Bir personelin nitelik kazanmasını sağlayan eğitim ve sertifikalara değinen Tingwey, “Almanya’da fotovoltaik konusunda Ekonomik İşler ve İklim Eylemi Bakanlığı ve Alman Elektrik, Elektronik ve Bilgi Teknolojileri Birliği (VDE) tarafından düzenlenen sertifikasyon süreci; ilk olarak detaylı teorik eğitim ile başlıyor. Ardından pratik eğitimle kişilerin teorik bilgilerini uygulama alanlarında perçinlemeleri sağlanıyor. Bu iki eğitimin tamamlanmasının ardından ise yazılı sınav ile kişilerin nitelikli personel olma yolundaki belgelendirilme süreci tamamlanıyor. Sertifikasyon süreci, kurulumcunun nitelik ve deneyimine göre şekilleniyor. Bunlar temel, ileri ve master sertifikasyon adımlarını kapsıyor. Aynı durum biyogaz ve rüzgâr enerjileri kısmında da benzer şekilde; bu alanlarda da özel belgelendirmeye dayalı eğitimler mevcut.

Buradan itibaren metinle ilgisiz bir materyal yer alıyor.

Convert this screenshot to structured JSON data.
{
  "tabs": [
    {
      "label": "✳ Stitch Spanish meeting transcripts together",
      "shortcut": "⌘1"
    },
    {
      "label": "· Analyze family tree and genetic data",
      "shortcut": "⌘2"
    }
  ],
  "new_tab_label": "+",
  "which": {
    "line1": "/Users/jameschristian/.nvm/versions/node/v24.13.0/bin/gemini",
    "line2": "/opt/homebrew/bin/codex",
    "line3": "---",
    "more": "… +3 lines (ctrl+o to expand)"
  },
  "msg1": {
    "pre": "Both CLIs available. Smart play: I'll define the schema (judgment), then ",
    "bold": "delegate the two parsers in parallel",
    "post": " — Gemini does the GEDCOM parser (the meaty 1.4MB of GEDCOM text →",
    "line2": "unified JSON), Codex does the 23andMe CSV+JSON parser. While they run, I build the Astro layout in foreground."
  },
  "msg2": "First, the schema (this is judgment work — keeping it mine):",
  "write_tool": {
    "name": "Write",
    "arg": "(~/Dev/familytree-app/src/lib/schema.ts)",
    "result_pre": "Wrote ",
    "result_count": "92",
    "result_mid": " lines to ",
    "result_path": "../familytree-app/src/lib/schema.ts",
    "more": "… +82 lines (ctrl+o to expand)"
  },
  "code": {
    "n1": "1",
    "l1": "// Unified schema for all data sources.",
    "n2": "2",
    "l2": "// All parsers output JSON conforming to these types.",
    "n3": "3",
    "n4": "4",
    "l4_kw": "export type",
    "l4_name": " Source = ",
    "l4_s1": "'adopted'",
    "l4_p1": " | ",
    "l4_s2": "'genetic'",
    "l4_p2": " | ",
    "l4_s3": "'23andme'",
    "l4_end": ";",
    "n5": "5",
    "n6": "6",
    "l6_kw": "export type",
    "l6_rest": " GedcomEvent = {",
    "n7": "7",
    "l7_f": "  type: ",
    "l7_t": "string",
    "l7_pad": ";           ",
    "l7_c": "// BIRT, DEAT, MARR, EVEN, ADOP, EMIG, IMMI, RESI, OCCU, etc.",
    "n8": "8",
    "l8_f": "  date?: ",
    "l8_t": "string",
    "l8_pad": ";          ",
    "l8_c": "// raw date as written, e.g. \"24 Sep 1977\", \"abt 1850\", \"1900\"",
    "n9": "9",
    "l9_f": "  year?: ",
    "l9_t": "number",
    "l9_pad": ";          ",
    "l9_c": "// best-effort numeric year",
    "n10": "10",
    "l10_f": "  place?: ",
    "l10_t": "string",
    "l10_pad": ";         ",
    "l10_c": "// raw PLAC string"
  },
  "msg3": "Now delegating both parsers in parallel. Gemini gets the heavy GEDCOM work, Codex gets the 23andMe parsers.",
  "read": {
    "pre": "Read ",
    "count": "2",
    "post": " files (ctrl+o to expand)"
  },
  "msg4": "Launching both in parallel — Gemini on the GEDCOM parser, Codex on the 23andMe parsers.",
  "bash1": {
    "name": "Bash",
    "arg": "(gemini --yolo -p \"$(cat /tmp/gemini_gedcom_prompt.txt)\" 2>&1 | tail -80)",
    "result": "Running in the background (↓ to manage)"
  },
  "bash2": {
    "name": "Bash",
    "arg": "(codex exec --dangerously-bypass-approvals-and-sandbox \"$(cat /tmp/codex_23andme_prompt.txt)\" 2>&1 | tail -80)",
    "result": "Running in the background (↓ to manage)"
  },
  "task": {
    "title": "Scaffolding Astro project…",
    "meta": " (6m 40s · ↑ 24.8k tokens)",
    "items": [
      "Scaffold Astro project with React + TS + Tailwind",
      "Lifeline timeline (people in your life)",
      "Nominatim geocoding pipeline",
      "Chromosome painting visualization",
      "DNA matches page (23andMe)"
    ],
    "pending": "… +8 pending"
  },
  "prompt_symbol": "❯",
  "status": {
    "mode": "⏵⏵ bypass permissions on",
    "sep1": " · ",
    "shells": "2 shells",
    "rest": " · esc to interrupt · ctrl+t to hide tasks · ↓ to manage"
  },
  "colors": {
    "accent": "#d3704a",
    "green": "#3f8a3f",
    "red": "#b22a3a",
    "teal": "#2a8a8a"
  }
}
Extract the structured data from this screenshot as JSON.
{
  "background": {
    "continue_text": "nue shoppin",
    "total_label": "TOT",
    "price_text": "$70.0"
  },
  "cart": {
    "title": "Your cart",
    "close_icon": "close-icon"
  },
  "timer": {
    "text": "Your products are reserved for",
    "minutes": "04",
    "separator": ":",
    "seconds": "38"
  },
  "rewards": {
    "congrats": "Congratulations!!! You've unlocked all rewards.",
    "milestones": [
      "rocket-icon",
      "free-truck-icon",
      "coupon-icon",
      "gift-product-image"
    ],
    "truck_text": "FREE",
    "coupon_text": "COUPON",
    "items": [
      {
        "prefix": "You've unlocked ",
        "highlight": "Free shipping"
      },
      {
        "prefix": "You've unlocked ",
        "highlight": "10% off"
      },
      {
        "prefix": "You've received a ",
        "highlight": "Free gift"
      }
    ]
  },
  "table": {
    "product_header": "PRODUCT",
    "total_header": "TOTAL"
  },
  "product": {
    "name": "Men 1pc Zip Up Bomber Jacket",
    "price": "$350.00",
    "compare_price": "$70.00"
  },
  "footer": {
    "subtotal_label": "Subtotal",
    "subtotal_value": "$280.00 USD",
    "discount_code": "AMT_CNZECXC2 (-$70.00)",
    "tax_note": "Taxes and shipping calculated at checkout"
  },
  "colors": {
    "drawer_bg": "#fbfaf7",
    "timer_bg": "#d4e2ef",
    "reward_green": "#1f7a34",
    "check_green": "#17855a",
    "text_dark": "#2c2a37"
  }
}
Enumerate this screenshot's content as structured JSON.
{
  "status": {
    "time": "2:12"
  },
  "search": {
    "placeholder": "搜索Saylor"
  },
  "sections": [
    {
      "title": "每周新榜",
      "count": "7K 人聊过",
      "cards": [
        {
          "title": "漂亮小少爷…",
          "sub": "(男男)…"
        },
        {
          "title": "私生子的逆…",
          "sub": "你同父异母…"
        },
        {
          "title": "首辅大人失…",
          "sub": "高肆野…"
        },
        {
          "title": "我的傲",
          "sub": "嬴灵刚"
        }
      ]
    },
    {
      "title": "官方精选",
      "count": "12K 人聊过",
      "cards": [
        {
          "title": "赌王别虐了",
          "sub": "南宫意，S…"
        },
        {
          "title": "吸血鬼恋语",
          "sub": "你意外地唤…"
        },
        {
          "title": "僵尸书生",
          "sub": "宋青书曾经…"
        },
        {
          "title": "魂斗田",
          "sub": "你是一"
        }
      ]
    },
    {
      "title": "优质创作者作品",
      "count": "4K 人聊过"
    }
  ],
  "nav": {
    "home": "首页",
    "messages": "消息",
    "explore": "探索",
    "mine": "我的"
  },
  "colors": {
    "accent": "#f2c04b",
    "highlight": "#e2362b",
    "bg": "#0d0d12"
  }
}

Özetle, yenilenebilir enerji sektöründe nitelikli personelin çok yönlü olarak kendini geliştirmesine ihtiyacı var. Kişilerin işlerinde ustalaşması için çıraklıkları sonrası çeşitli eğitim programlarına katılmaları, nitelikli personel istihdamı açısından önemlidir. Sadece bir dalda değil çeşitli dallarda teknik becerilerini yükseltmelidir. Örneğin, fotovoltaik eğitimi yanı sıra biyogaz, rüzgâr teknisyenliği gibi diğer dallarda da sertifika almaları niteliğin gelişimi açısından kıymetlidir. Elbette akreditasyon kuruluşları bu noktada çok önemli bir yer tutuyor. Sürdürülebilir bir gelişim için bu kuruluşların da denetimlerinin yapılması nitelikli iş gücü kalitesinin devamlılığı açısından şarttır.” diye konuştu.